For indirect blood pressure measurement, the cuff size should be selected so that the width is 1/4 the circumference of the tail. For most adult horses, a 4.5-5.6 cm cuff is usually used for oscillometric devices, while a 10.6 cm cuff is used for ultrasonic flowmeters. Normal indirect blood pressures (unadjusted for height above or below the heart) have been reported as follows:
· Coccygeal artery pressure: 86 to 137 / 40 to 72 mmHg.
· Median artery pressure: 144 to 194 / 108 to 150 mmHg.
Radiographic examination of the heart is limited in adult horses to lateral views. As such, radiographs of the heart are unrewarding. At best, they might give one an idea that the heart looks big. However, thoracic radiographs might be useful in a horse with cardiac disease to look for potential accompanying pulmonary changes, such as distention of pulmonary vasculature, pulmonary congestion or edema.
Both lateral and ventrodorsal thoracic radiographs can be taken in foals. Angiography can also be performed in foals for diagnosis of congenital heart disease. Angiography allows measurement of oxygen saturation and pressures in various chambers of the heart, pulmonary artery, aorta, etc. Contrast studies can also be performed. However, echocardiography is usually sufficient for diagnosis of congenital problems in foals.
Nuclear scintigraphy overcomes the physical limitations of radiographic contrast cardiography in adult large animals.
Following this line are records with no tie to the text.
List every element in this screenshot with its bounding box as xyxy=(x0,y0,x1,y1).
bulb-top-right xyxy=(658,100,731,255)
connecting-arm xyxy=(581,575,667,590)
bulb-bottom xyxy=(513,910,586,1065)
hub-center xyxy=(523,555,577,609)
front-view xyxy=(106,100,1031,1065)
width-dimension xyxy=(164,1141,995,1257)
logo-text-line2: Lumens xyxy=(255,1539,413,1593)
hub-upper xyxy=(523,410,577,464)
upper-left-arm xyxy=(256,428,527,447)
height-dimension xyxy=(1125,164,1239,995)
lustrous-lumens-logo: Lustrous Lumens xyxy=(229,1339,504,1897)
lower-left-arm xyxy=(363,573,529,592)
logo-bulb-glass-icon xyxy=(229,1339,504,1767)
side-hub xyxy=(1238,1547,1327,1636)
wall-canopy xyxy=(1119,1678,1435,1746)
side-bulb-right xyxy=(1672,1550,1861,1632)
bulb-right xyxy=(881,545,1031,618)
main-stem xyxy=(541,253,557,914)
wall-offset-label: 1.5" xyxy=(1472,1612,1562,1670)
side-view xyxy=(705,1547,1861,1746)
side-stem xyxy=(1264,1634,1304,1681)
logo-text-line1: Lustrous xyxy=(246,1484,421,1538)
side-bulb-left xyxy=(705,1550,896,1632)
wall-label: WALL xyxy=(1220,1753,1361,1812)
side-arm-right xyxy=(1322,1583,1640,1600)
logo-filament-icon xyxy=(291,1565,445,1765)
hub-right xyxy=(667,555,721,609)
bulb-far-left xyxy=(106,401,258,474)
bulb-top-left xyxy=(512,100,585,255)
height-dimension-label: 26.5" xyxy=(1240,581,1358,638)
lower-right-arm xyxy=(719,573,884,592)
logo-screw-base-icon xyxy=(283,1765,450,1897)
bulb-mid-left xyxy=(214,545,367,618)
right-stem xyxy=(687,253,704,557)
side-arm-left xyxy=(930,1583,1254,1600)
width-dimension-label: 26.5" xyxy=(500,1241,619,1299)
However, similar to radiographic angiography, nuclear angiography is rarely used since echocardiography can usually adequately reveal a diagnosis and a prognosis.
Uses of nuclear angiocardiography
1. Identification of
a. Valvular dysfunction
b. Intracardiac shunts (ASD, VSD)
c. Extracardiac shunts (PDA)
d. Congestive heart failure (prolonged transit)
2. Measurement of
a. Cardiac output (indicator dilution principle)
b. Ejection fraction
c. Chamber volume
d. Valvular regurgitation fraction
e. Pulmonary/ systemic perfusion ratios.